TOPEKA — An attorney for the Kansas Attorney General’s office argued Wednesday before the Kansas Supreme Court that parents shouldn’t be allowed to seek damages from a doctor who fails to notify them of a known birth defect before a child is born.
The court in 1990 opened the door to civil action over wrongful births. In 2013, anti-abortion legislators — concerned that information about birth defects may persuade women to terminate a pregnancy — slammed the door shut by banning such lawsuits.
Alysia Tillman and Storm Fleetwood challenged the validity of the law after their child was diagnosed with a rare brain defect that resulted in a severe and permanent neurological, cognitive and physical handicap. They claimed Katherine Goodpasture, a Manhattan doctor, failed to properly read an ultrasound, but were blocked by the state law from seeking damages to offset their costs of caring for the child.
The couple said they would have terminated the pregnancy if they knew about the condition.
“The Legislature cannot, simply because it does not like abortion, simply cannot step in and deprive these folks and others similarly situated of their right to remedy by due course of law,” said Lynn Peterson, an attorney representing the couple.
Brant Laue, deputy solicitor general for the Attorney General’s office, defended the 2013 law. He said the Kansas Constitution limits tort claims to issues spelled out in 1859 common law.
“The plaintiffs are asking this court to expand the reach (of the Bill of Rights) to protect any judicially created cause of action — no matter how new or novel — as long as it allows the plaintiff to seek money damages,” Laue said.
A decision that favors the couple, Laue said, “would create separation of power issues” by the high court.
Justice Eric Rosen questioned Laue’s rationale.
“Are you suggesting,” Rosen said, “that as medical science progresses, which it obviously has since 1859 — I mean, the idea of X-rays, the idea of sonograms, the idea of CT scans, and it’s going to continue to evolve, and we’ll encounter all new kinds of injuries as we evolve over the next 50 or 100 years. Is it your position that as those new injuries occur, as a result of new interventions though medicine or science, that (sections of the constitution) preclude court action? I don’t understand why if something is new, then it’s precluded.”
There is no timetable for the justices to issue a ruling in the case. A decision to strike down the 2013 law would further agitate anti-abortion activists who sought an amendment to the constitution earlier this year.
The proposed amendment was a response to a landmark 2019 ruling by the Kansas Supreme Court that declared the state constitution guarantees women the right to terminate a pregnancy. The ruling struck down a state law that banned a second trimester procedure and secured the right to an abortion even if federal courts ever reverse Roe v.
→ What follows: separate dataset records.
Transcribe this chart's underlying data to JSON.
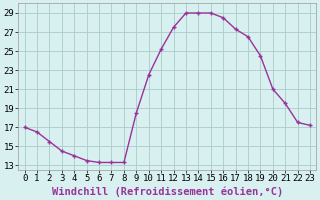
{
  "x": [
    0,
    1,
    2,
    3,
    4,
    5,
    6,
    7,
    8,
    9,
    10,
    11,
    12,
    13,
    14,
    15,
    16,
    17,
    18,
    19,
    20,
    21,
    22,
    23
  ],
  "y": [
    17.0,
    16.5,
    15.5,
    14.5,
    14.0,
    13.5,
    13.3,
    13.3,
    13.3,
    18.5,
    22.5,
    25.2,
    27.5,
    29.0,
    29.0,
    29.0,
    28.5,
    27.3,
    26.5,
    24.5,
    21.0,
    19.5,
    17.5,
    17.2
  ],
  "xlim": [
    -0.5,
    23.5
  ],
  "ylim": [
    12.5,
    30
  ],
  "yticks": [
    13,
    15,
    17,
    19,
    21,
    23,
    25,
    27,
    29
  ],
  "xticks": [
    0,
    1,
    2,
    3,
    4,
    5,
    6,
    7,
    8,
    9,
    10,
    11,
    12,
    13,
    14,
    15,
    16,
    17,
    18,
    19,
    20,
    21,
    22,
    23
  ],
  "line_color": "#993399",
  "marker": "+",
  "bg_color": "#d8f0f0",
  "grid_color": "#aacccc",
  "xlabel": "Windchill (Refroidissement éolien,°C)",
  "xlabel_fontsize": 7.5,
  "tick_fontsize": 6.5,
  "figwidth": 3.2,
  "figheight": 2.0,
  "dpi": 100
}
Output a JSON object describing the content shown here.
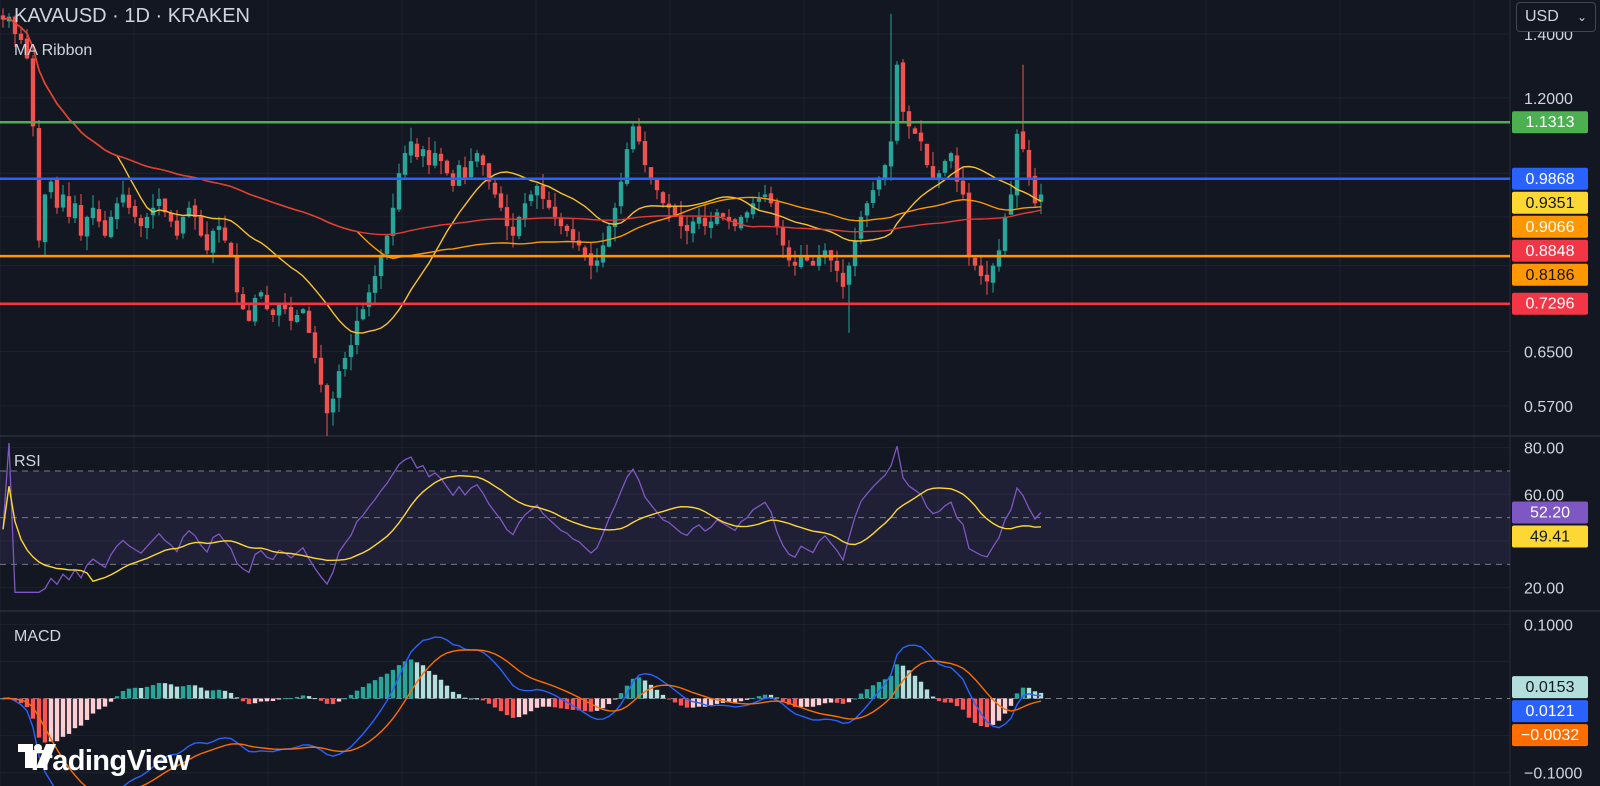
{
  "header": {
    "title": "KAVAUSD · 1D · KRAKEN",
    "indicator_label": "MA Ribbon",
    "currency": "USD"
  },
  "branding": {
    "name": "TradingView"
  },
  "colors": {
    "background": "#131722",
    "grid": "#1e222d",
    "text": "#d1d4dc",
    "up": "#26a69a",
    "down": "#ef5350",
    "level_green": "#4caf50",
    "level_blue": "#2962ff",
    "level_orange": "#ff9800",
    "level_red": "#f23645",
    "ma_fast": "#fbc02d",
    "ma_mid": "#ff9800",
    "ma_slow": "#e53935",
    "rsi": "#7e57c2",
    "rsi_ma": "#fdd835",
    "macd": "#2962ff",
    "signal": "#ff6d00"
  },
  "chart_data": [
    {
      "type": "candlestick",
      "pane": "price",
      "symbol": "KAVAUSD",
      "interval": "1D",
      "exchange": "KRAKEN",
      "scale": "log",
      "y_ticks": [
        "1.4000",
        "1.2000",
        "0.6500",
        "0.5700"
      ],
      "ylim": [
        0.53,
        1.52
      ],
      "ohlc_path": [
        1.45,
        1.46,
        1.4,
        1.38,
        1.32,
        1.12,
        0.85,
        0.95,
        0.98,
        0.92,
        0.95,
        0.9,
        0.93,
        0.86,
        0.9,
        0.92,
        0.89,
        0.86,
        0.9,
        0.93,
        0.95,
        0.92,
        0.9,
        0.88,
        0.9,
        0.92,
        0.94,
        0.91,
        0.89,
        0.86,
        0.9,
        0.92,
        0.9,
        0.86,
        0.83,
        0.87,
        0.88,
        0.85,
        0.82,
        0.75,
        0.72,
        0.7,
        0.74,
        0.75,
        0.72,
        0.71,
        0.73,
        0.72,
        0.7,
        0.71,
        0.72,
        0.68,
        0.64,
        0.6,
        0.56,
        0.58,
        0.62,
        0.64,
        0.66,
        0.7,
        0.72,
        0.75,
        0.78,
        0.82,
        0.86,
        0.92,
        1.0,
        1.05,
        1.08,
        1.04,
        1.06,
        1.02,
        1.05,
        1.03,
        1.0,
        0.97,
        1.02,
        0.99,
        1.03,
        1.05,
        1.02,
        0.98,
        0.95,
        0.92,
        0.88,
        0.86,
        0.9,
        0.93,
        0.95,
        0.97,
        0.94,
        0.92,
        0.9,
        0.88,
        0.87,
        0.85,
        0.84,
        0.82,
        0.8,
        0.81,
        0.84,
        0.88,
        0.92,
        0.98,
        1.06,
        1.12,
        1.08,
        1.02,
        0.99,
        0.96,
        0.93,
        0.92,
        0.9,
        0.88,
        0.87,
        0.89,
        0.9,
        0.88,
        0.89,
        0.91,
        0.9,
        0.89,
        0.88,
        0.9,
        0.91,
        0.93,
        0.94,
        0.95,
        0.93,
        0.88,
        0.84,
        0.81,
        0.8,
        0.82,
        0.81,
        0.8,
        0.82,
        0.83,
        0.81,
        0.79,
        0.76,
        0.8,
        0.85,
        0.9,
        0.93,
        0.96,
        0.99,
        1.02,
        1.08,
        1.3,
        1.16,
        1.12,
        1.1,
        1.08,
        1.02,
        0.99,
        1.0,
        1.03,
        1.05,
        0.98,
        0.95,
        0.82,
        0.8,
        0.78,
        0.77,
        0.8,
        0.83,
        0.9,
        0.95,
        1.1,
        1.06,
        0.99,
        0.93,
        0.95
      ],
      "horizontal_levels": [
        {
          "value": 1.1313,
          "label": "1.1313",
          "color": "#4caf50"
        },
        {
          "value": 0.9868,
          "label": "0.9868",
          "color": "#2962ff"
        },
        {
          "value": 0.8186,
          "label": "0.8186",
          "color": "#ff9800"
        },
        {
          "value": 0.7296,
          "label": "0.7296",
          "color": "#f23645"
        }
      ],
      "series": [
        {
          "name": "MA Ribbon",
          "color": "#fbc02d",
          "period": 20,
          "last": 0.9351
        },
        {
          "color": "#ff9800",
          "period": 100,
          "last": 0.9066
        },
        {
          "color": "#e53935",
          "period": 200,
          "last": 0.8848
        }
      ],
      "price_labels": [
        {
          "label": "1.1313",
          "value": 1.1313,
          "bg": "#4caf50",
          "fg": "#ffffff"
        },
        {
          "label": "0.9868",
          "value": 0.9868,
          "bg": "#2962ff",
          "fg": "#ffffff"
        },
        {
          "label": "0.9351",
          "value": 0.9351,
          "bg": "#fdd835",
          "fg": "#131722"
        },
        {
          "label": "0.9066",
          "value": 0.9066,
          "bg": "#ff9800",
          "fg": "#ffffff"
        },
        {
          "label": "0.8848",
          "value": 0.8848,
          "bg": "#f23645",
          "fg": "#ffffff"
        },
        {
          "label": "0.8186",
          "value": 0.8186,
          "bg": "#ff9800",
          "fg": "#131722"
        },
        {
          "label": "0.7296",
          "value": 0.7296,
          "bg": "#f23645",
          "fg": "#ffffff"
        }
      ]
    },
    {
      "type": "line",
      "pane": "rsi",
      "title": "RSI",
      "y_ticks": [
        "80.00",
        "60.00",
        "20.00"
      ],
      "ylim": [
        10,
        85
      ],
      "band": [
        30,
        70
      ],
      "midline": 50,
      "series": [
        {
          "color": "#7e57c2",
          "period": 14,
          "last": 52.2
        },
        {
          "color": "#fdd835",
          "period": 14,
          "last": 49.41
        }
      ],
      "value_labels": [
        {
          "label": "52.20",
          "value": 52.2,
          "bg": "#7e57c2",
          "fg": "#ffffff"
        },
        {
          "label": "49.41",
          "value": 49.41,
          "bg": "#fdd835",
          "fg": "#131722"
        }
      ]
    },
    {
      "type": "histogram",
      "pane": "macd",
      "title": "MACD",
      "y_ticks": [
        "0.1000",
        "−0.1000"
      ],
      "ylim": [
        -0.118,
        0.118
      ],
      "series": [
        {
          "color": "#26a69a",
          "type": "bar",
          "last": 0.0153
        },
        {
          "color": "#2962ff",
          "type": "line",
          "last": 0.0121
        },
        {
          "color": "#ff6d00",
          "type": "line",
          "last": -0.0032
        }
      ],
      "value_labels": [
        {
          "label": "0.0153",
          "value": 0.0153,
          "bg": "#b2dfdb",
          "fg": "#131722"
        },
        {
          "label": "0.0121",
          "value": 0.0121,
          "bg": "#2962ff",
          "fg": "#ffffff"
        },
        {
          "label": "−0.0032",
          "value": -0.0032,
          "bg": "#ff6d00",
          "fg": "#ffffff"
        }
      ]
    }
  ]
}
Wade.
In the 2019 ruling, justices said the Kansas Constitution’s Bill of Rights “affords protection of the right of personal autonomy, which includes the ability to control one’s own body, to assert bodily integrity, and to exercise self-determination. This right allows a woman to make her own decisions regarding her body, health, family formation, and family life — decisions that can include whether to continue a pregnancy.”
Efforts to pass an amendment declaring there is no right to an abortion held up legislative action before the pandemic, when it failed to receive enough support in the House. Proposed changes to the constitution require a two-thirds majority of both chambers before being placed on a ballot before voters.